C’est à croire que notre nouveau monde numérique nous rend fous. Faibles. Ou cyniques. Un peu comme le directeur technique de eBay et des cadres d’Apple, de Google et d’autres start-up de la Silicon Valley en Californie : tous dépensent entre 13.000 et 18.000 euros par an pour mettre leurs héritiers et héritières dans une école garantie… sans le moindre écran ! Tandis que les parents fabriquent l’homme augmenté dopé aux nouvelles technologies, leurs enfants apprennent au tableau noir de la Waldorf School, juste avec des craies, des stylos, de la pâte à modeler et des aiguilles à tricoter. Et pendant ce temps, en France, le ministre de l’Education nationale et la ministre déléguée en charge des petites et moyennes entreprises, de l’innovation et de l’économie numérique, ne parlent que de « faire entrer l’Ecole dans l’ère du numérique ». Cherchez l’erreur.

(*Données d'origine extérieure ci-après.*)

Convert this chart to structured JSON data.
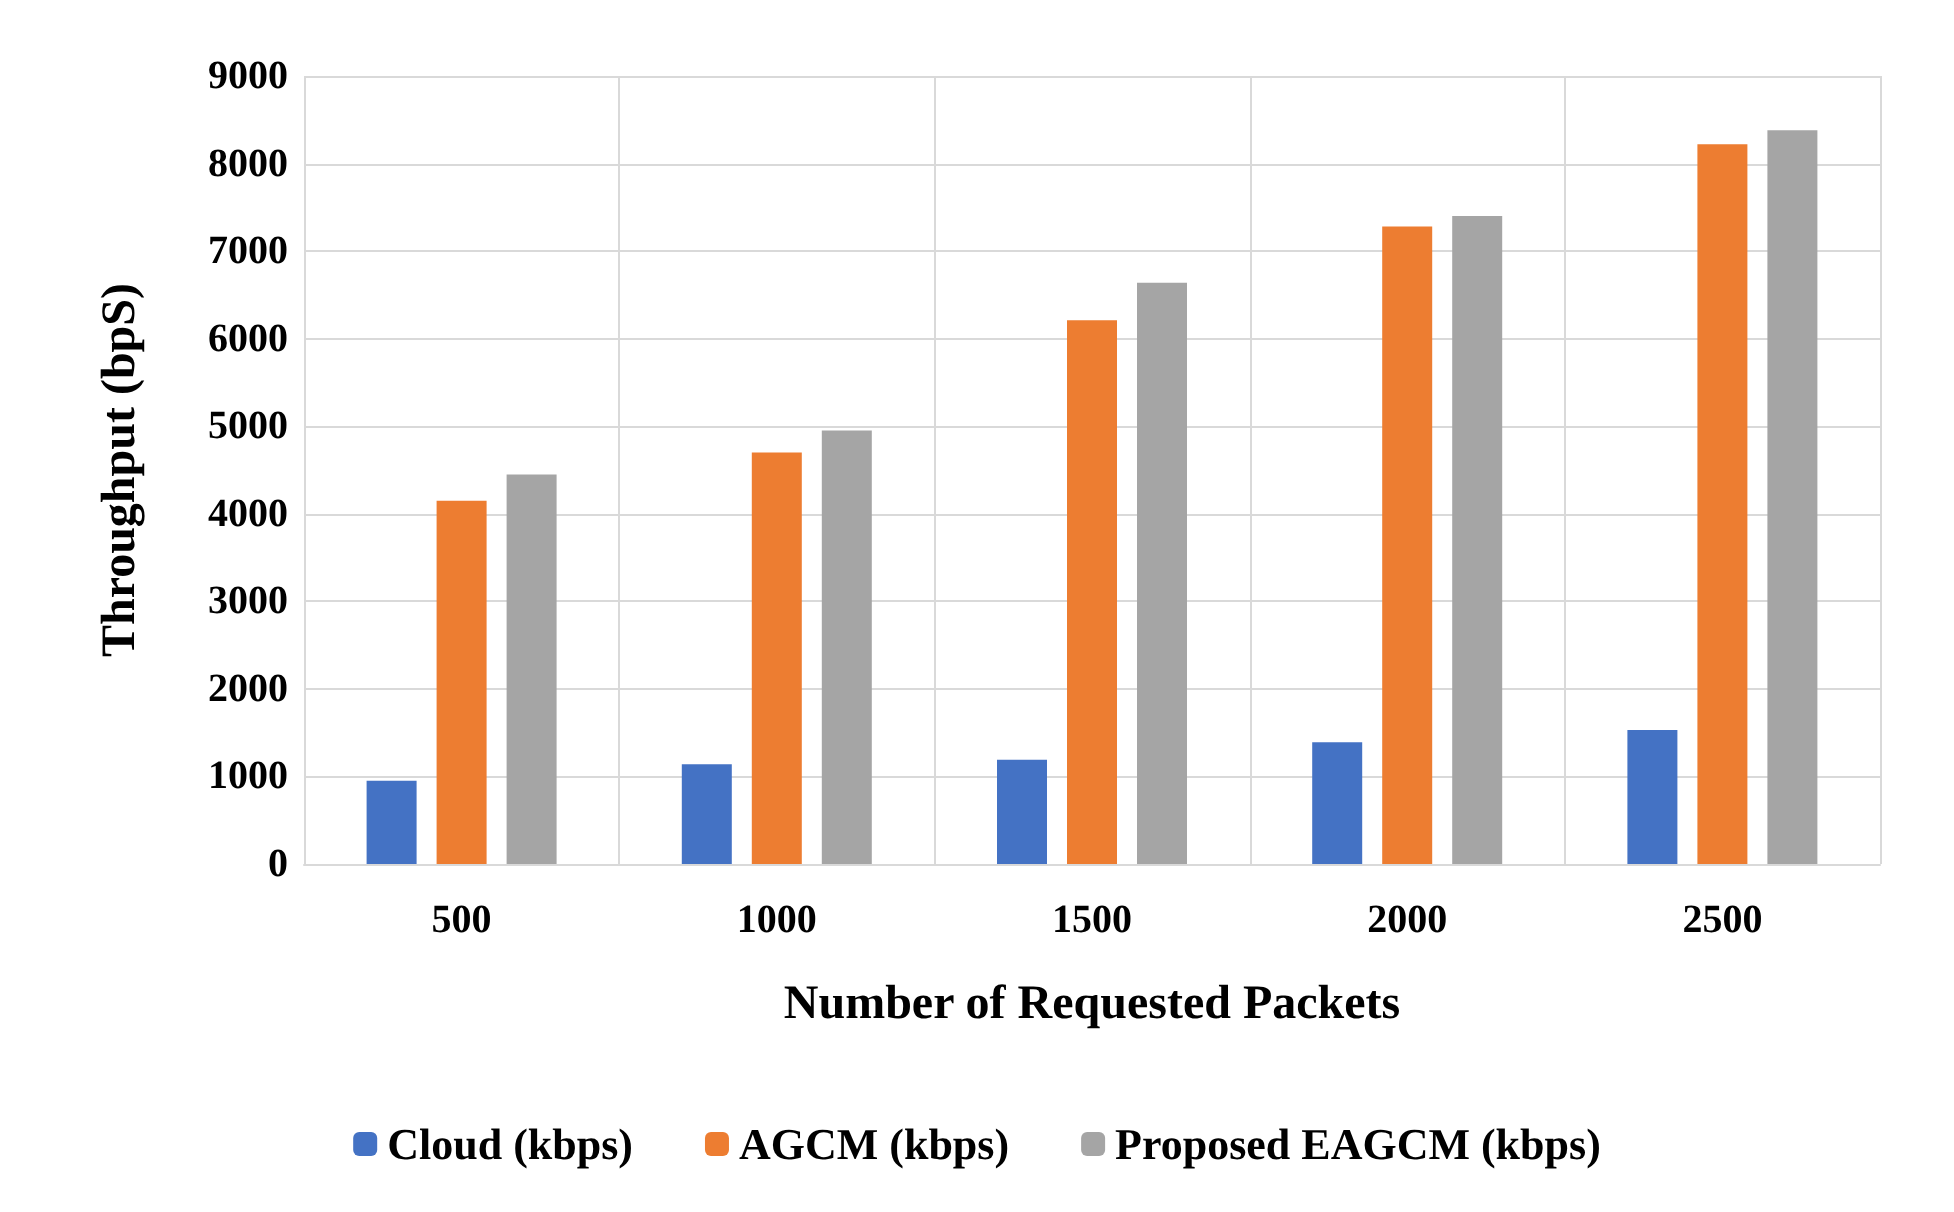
{
  "chart_data": {
    "type": "bar",
    "xlabel": "Number of Requested Packets",
    "ylabel": "Throughput (bpS)",
    "categories": [
      "500",
      "1000",
      "1500",
      "2000",
      "2500"
    ],
    "series": [
      {
        "name": "Cloud (kbps)",
        "color": "#4472c4",
        "values": [
          950,
          1140,
          1190,
          1390,
          1530
        ]
      },
      {
        "name": "AGCM (kbps)",
        "color": "#ed7d31",
        "values": [
          4150,
          4700,
          6210,
          7280,
          8220
        ]
      },
      {
        "name": "Proposed EAGCM (kbps)",
        "color": "#a5a5a5",
        "values": [
          4450,
          4950,
          6640,
          7400,
          8380
        ]
      }
    ],
    "ylim": [
      0,
      9000
    ],
    "yticks": [
      0,
      1000,
      2000,
      3000,
      4000,
      5000,
      6000,
      7000,
      8000,
      9000
    ],
    "grid": true,
    "legend": "bottom"
  }
}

Quel enseignement tirer de ces paradoxes ? Qu’il convient de se méfier des prêtres et autres idolâtres des nouvelles technologies. Que le nouveau monde numérique s’avère un magnifique révélateur des ambiguïtés de notre humaine nature. Et qu’il est bien compliqué d’être le père ou la mère d’un gamin qui ne rêve que d’avoir sa tablette et son smartphone, à lui et rien qu’à lui.